Up and down: the A1 of demography (part 1)

This last week I’ve been on half term- just the last one before I leave my current job in teaching. I’ve been lucky enough to visit all sorts of different places up and down the M1 and A1 as part of my quest to take the small human northwards to see the world. We started out on Friday at my folks’ house in the Midlands, which was an interesting one; the weather was bonkers because of a storm.

We went to near Doncaster next and it was amazing. My friend has done so well for herself and they live in the most beautiful house- I’m so pleased for them. But around their village, there were some really tricky areas. I used to teach nearby and it wasn’t always the easiest of jobs. It always felt very worthwhile and the kids were great at times, but so often their complex home lives and the difficult local economy meant that teaching/learning did not flow as readily as might be hoped. I loved it but it was hard.

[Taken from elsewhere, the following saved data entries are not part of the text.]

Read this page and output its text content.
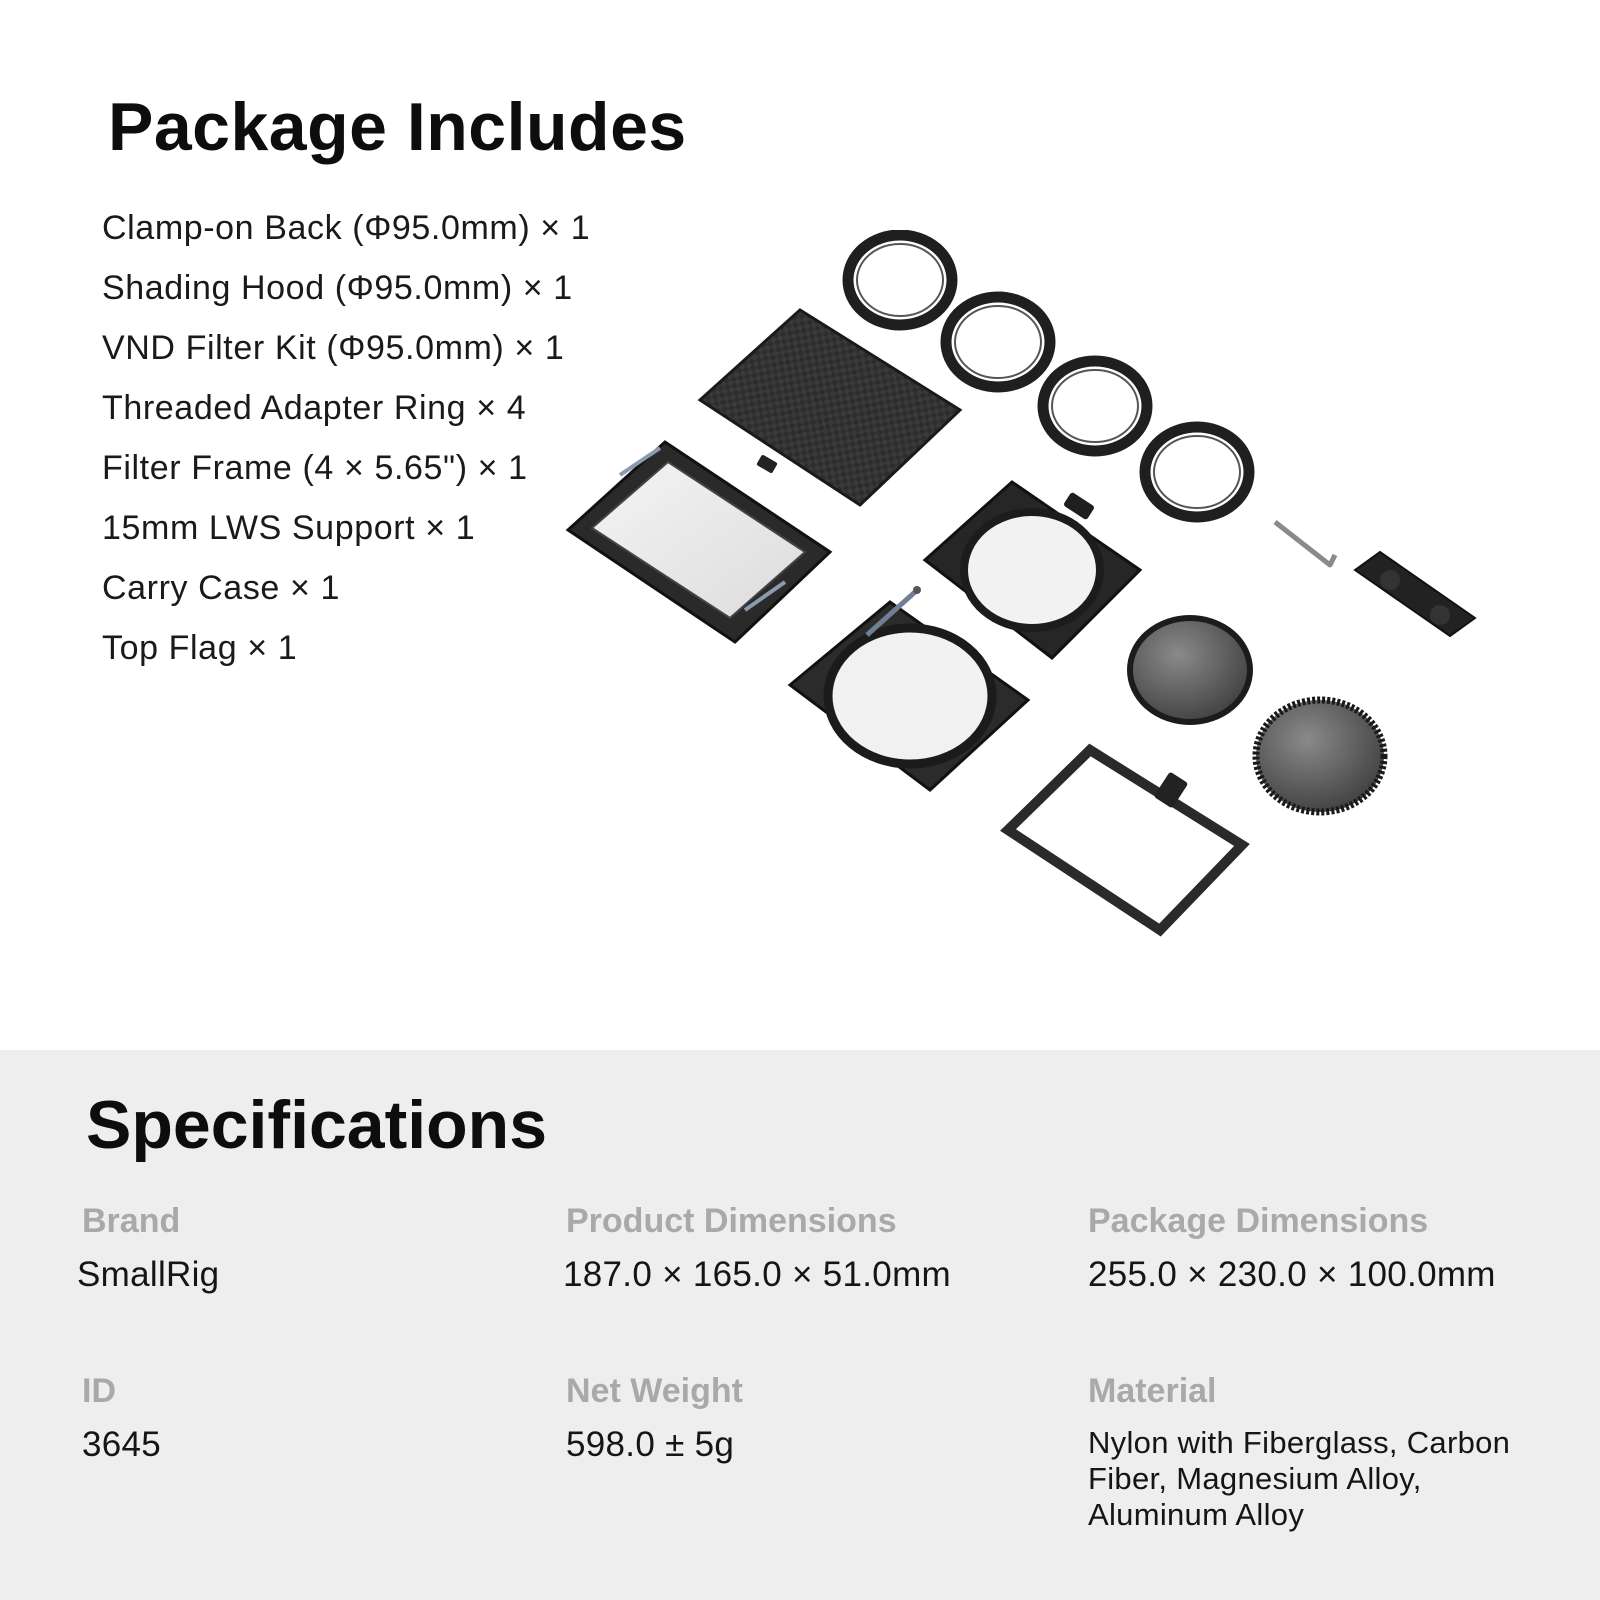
Package Includes
Clamp-on Back (Φ95.0mm) × 1
Shading Hood (Φ95.0mm) × 1
VND Filter Kit (Φ95.0mm) × 1
Threaded Adapter Ring × 4
Filter Frame (4 × 5.65") × 1
15mm LWS Support × 1
Carry Case × 1
Top Flag × 1
Specifications
Brand
SmallRig
Product Dimensions
187.0 × 165.0 × 51.0mm
Package Dimensions
255.0 × 230.0 × 100.0mm
ID
3645
Net Weight
598.0 ± 5g
Material
Nylon with Fiberglass, Carbon Fiber, Magnesium Alloy, Aluminum Alloy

The next stop for a few days was just near to Middlesbrough, which is a fab town in an area of the country which has a very complex history and some very challenging economic circumstances. It is also beautiful as an area. An amazing friend of mine from university lives there and has also done so well for herself- she is great! The Little Dude and I went, along with my friend to lots of different places while we were up there. We had lunch in Middlesbrough, a trip out to Whitby and a calm morning in Norton, where we had a visit to a lovely Launderette (toddler puke is a thing and it is gross!!). What really struck me was the difference between housing, towns and sometimes between Roads. My friend said, when we were out and about to Whitby, that some kids in her town may well have never managed to get out as far as the moors, let alone Whitby. Transport costs, logistics, human barriers can make it so difficult for families in Middlesbrough and the surrounding areas. The bleak, chemical plant-based landscape probably doesn’t help because there was so little warm fuzziness and green when we were driving about in Middlesbrough. Even having lived in Sheffield, I noticed this and it was hard; Wiltshire is rural and apparently I’m a country bumpkin it turns out.

I think the surroundings we inhabit have such a substantial impact on how we inhabit the world and the outlook we share. In a town where opportunities are limited, and the literal landscape is grey and industrial it can be hard to see what else there may be. Middlesbrough’s complex history shapes that and does mean that opportunities can be hard to come by and sometimes employment is precarious. It’s not easy.

But when we drove back from the trip to Whitby, we saw a rainbow and it really did look like the pot of gold was in the middle of a humongous roundabout. Spoiler: pots of gold appear not to be real. But the roundabout was surrounded by new factories, houses and seemingly buzzing businesses. The recent events notwithstanding, hopefully this hive of activity will be bringing new opportunities to people in Middlesbrough so that outlooks can brighten and children’s/families’ chances open up.

I loved it there when I visited but I also saw how tricky it might be.